Married. Stephanie Wanger, 20, daughter of Actress Joan Bennett and Film Producer Walter Wanger; and Frederick Guest II, 25, investment banker-son of Socialite Winston Guest; in one of Manhattan's gayest summer weddings, attended by the Maharajah of Jaipur, and including Prince Juan Carlos, son of the Spanish Pretender, as an usher, after which the newlyweds took off for a year-long honeymoon.
Married. August Anheuser Busch III, 26, son, grandson and great-grandson of presidents of St. Louis' Anheuser-Busch, Inc., the nation's largest brewery (Budweiser), himself the newest (two weeks) board member; and Susan Marie Hornibrook, 25, space buyer in a Los Angeles ad agency; in Los Angeles.

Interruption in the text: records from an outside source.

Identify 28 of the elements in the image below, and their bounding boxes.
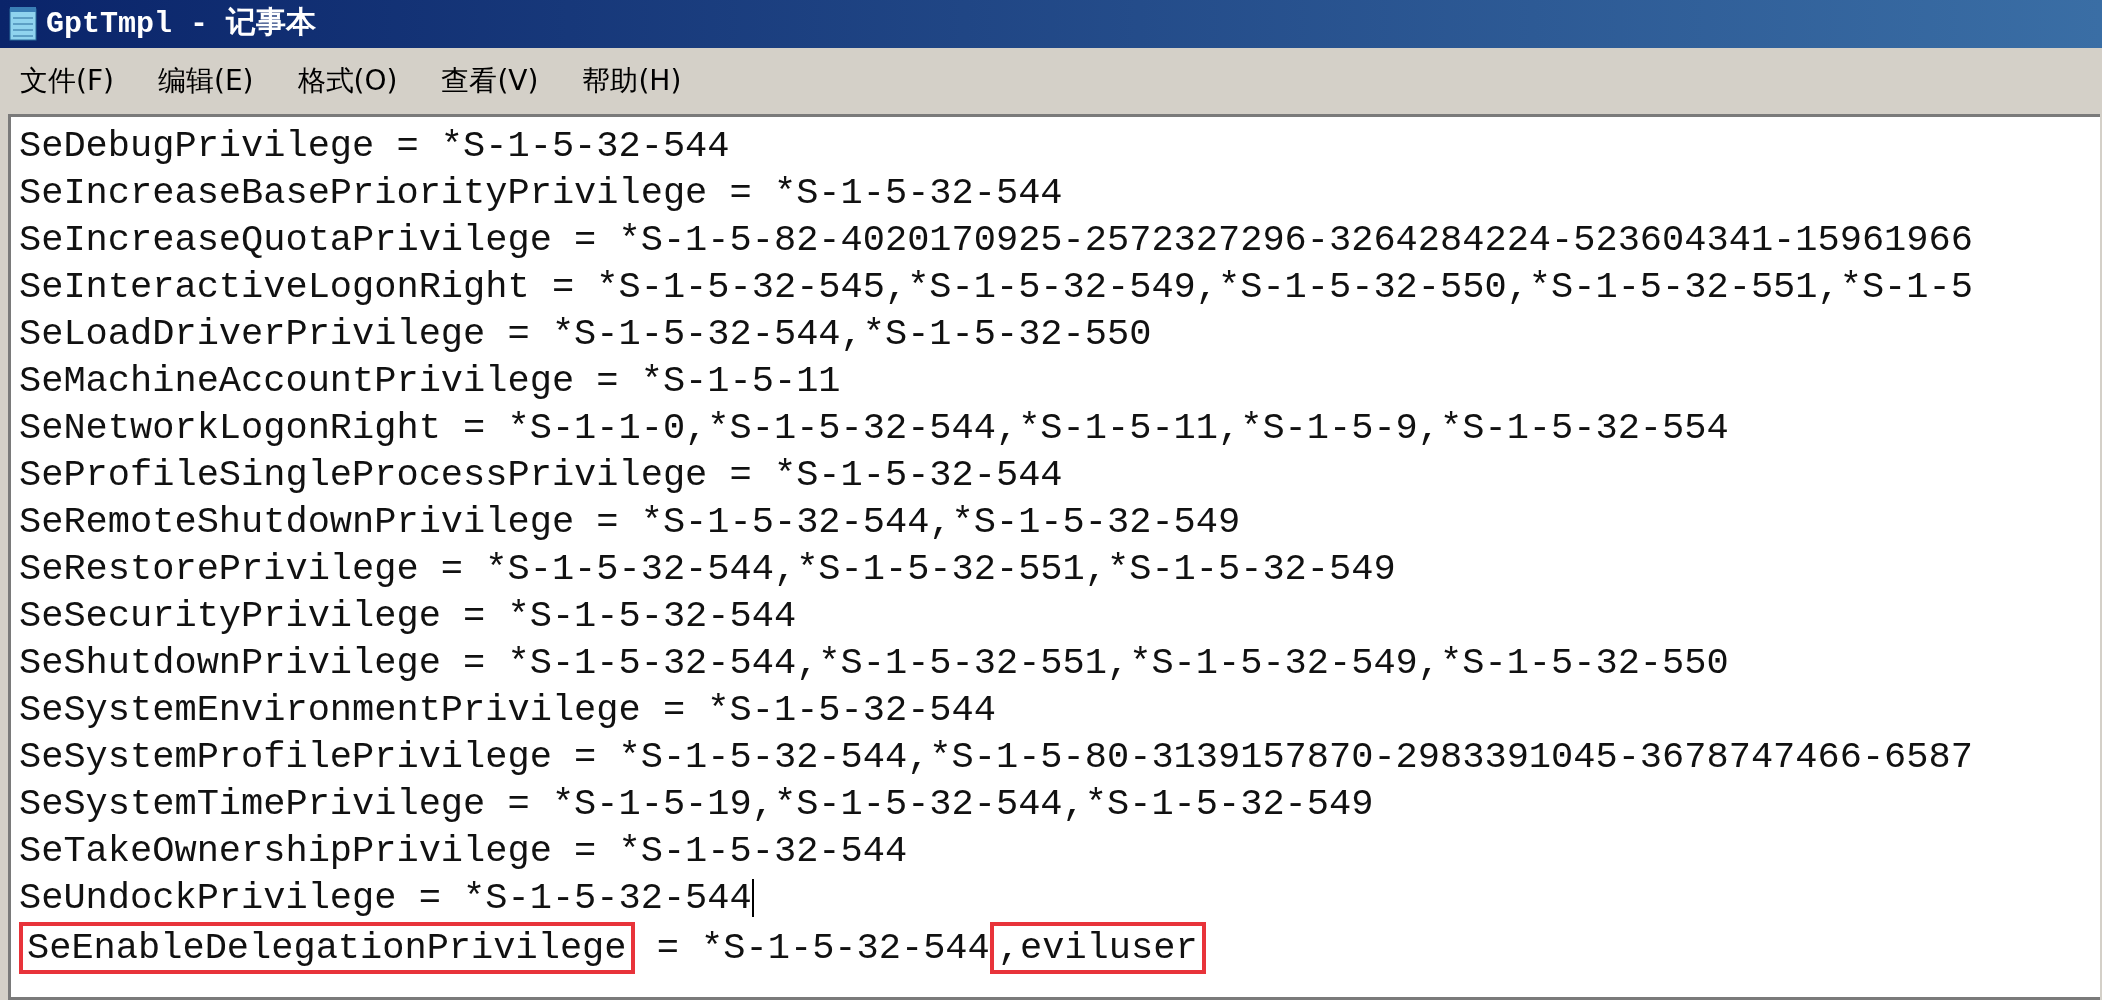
text-line: SeSystemEnvironmentPrivilege = *S-1-5-32-544 [19, 688, 996, 733]
text-line: SeTakeOwnershipPrivilege = *S-1-5-32-544 [19, 829, 908, 874]
menu-item[interactable]: 格式(O) [297, 60, 398, 102]
menu-item[interactable]: 帮助(H) [582, 60, 682, 102]
menu-item[interactable]: 编辑(E) [157, 60, 254, 102]
menu-item[interactable]: 查看(V) [441, 60, 539, 102]
text-line: SeRemoteShutdownPrivilege = *S-1-5-32-544,*S-1-5-32-549 [19, 500, 1241, 545]
window-title: GptTmpl - 记事本 [46, 5, 317, 43]
highlighted-text: ,eviluser [989, 922, 1206, 974]
text-line: SeShutdownPrivilege = *S-1-5-32-544,*S-1-5-32-551,*S-1-5-32-549,*S-1-5-32-550 [19, 641, 1729, 686]
text-line: SeProfileSingleProcessPrivilege = *S-1-5-32-544 [19, 453, 1063, 498]
text-line: SeLoadDriverPrivilege = *S-1-5-32-544,*S-1-5-32-550 [19, 312, 1152, 357]
menu-item[interactable]: 文件(F) [20, 60, 114, 102]
highlighted-text: SeEnableDelegationPrivilege [19, 922, 635, 974]
text-line: SeSystemProfilePrivilege = *S-1-5-32-544,*S-1-5-80-3139157870-2983391045-3678747466-6587 [19, 735, 1973, 780]
text-line: SeSecurityPrivilege = *S-1-5-32-544 [19, 594, 797, 639]
text-area[interactable] [8, 114, 2100, 1000]
text-line: SeDebugPrivilege = *S-1-5-32-544 [19, 124, 730, 169]
text-line: SeUndockPrivilege = *S-1-5-32-544 [19, 876, 752, 921]
text-line: SeMachineAccountPrivilege = *S-1-5-11 [19, 359, 841, 404]
text-line: SeRestorePrivilege = *S-1-5-32-544,*S-1-5-32-551,*S-1-5-32-549 [19, 547, 1396, 592]
text-line: SeIncreaseQuotaPrivilege = *S-1-5-82-4020170925-2572327296-3264284224-523604341-15961966 [19, 218, 1973, 263]
text-line: SeIncreaseBasePriorityPrivilege = *S-1-5-32-544 [19, 171, 1063, 216]
notepad-icon [8, 6, 38, 42]
text-line: SeSystemTimePrivilege = *S-1-5-19,*S-1-5-32-544,*S-1-5-32-549 [19, 782, 1374, 827]
text-line: SeInteractiveLogonRight = *S-1-5-32-545,*S-1-5-32-549,*S-1-5-32-550,*S-1-5-32-551,*S-1-5 [19, 265, 1973, 310]
text-line: = *S-1-5-32-544 [655, 926, 990, 971]
text-line: SeNetworkLogonRight = *S-1-1-0,*S-1-5-32-544,*S-1-5-11,*S-1-5-9,*S-1-5-32-554 [19, 406, 1729, 451]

Died. Eric Allen Johnston, 66, dynamic apostle of a "new capitalism" as the four-time (1942-46) president of the U.S. Chamber of Commerce, savvy adviser and special envoy (to Latin America, Russia, the Middle East) for three U.S. Presidents, since 1945 Hollywood's unflagging champion as head of the Motion Picture Association; following a stroke; in Washington. A handsome, athletic extravert, Johnston began as a Spokane vacuum-cleaner salesman, became the Northwest's biggest independent appliance distributor. As movie watchdog, he led the campaign to blacklist movie Communists, coped with foreign competition by quietly liberalizing production codes to the point that even the once-rejected The Moon Is Blue was deemed nonblue enough to pass muster. In 1953 he went to the Middle East for President Eisenhower and proposed a plan for sharing the Jordan's waters so commonsensical that only the refusal of Arabs to cooperate with Jews blocked it.
Died. Phyllis Bottome (rhymes with got home), 79, British novelist and disciple of Viennese Psychologist Alfred Adler, who turned out 34 melodramatic novels, including two bestsellers of the 1930s (Private Worlds, The Mortal Storm), climaxed her career with an excellent biography of Adler; after a long illness; in London.
Died. William Richard Morris, Viscount Nuffield, 85, Britain's Ford of auto production and Carnegie of philanthropy; after a long illness; at Nuffield, Oxfordshire (see WORLD BUSINESS).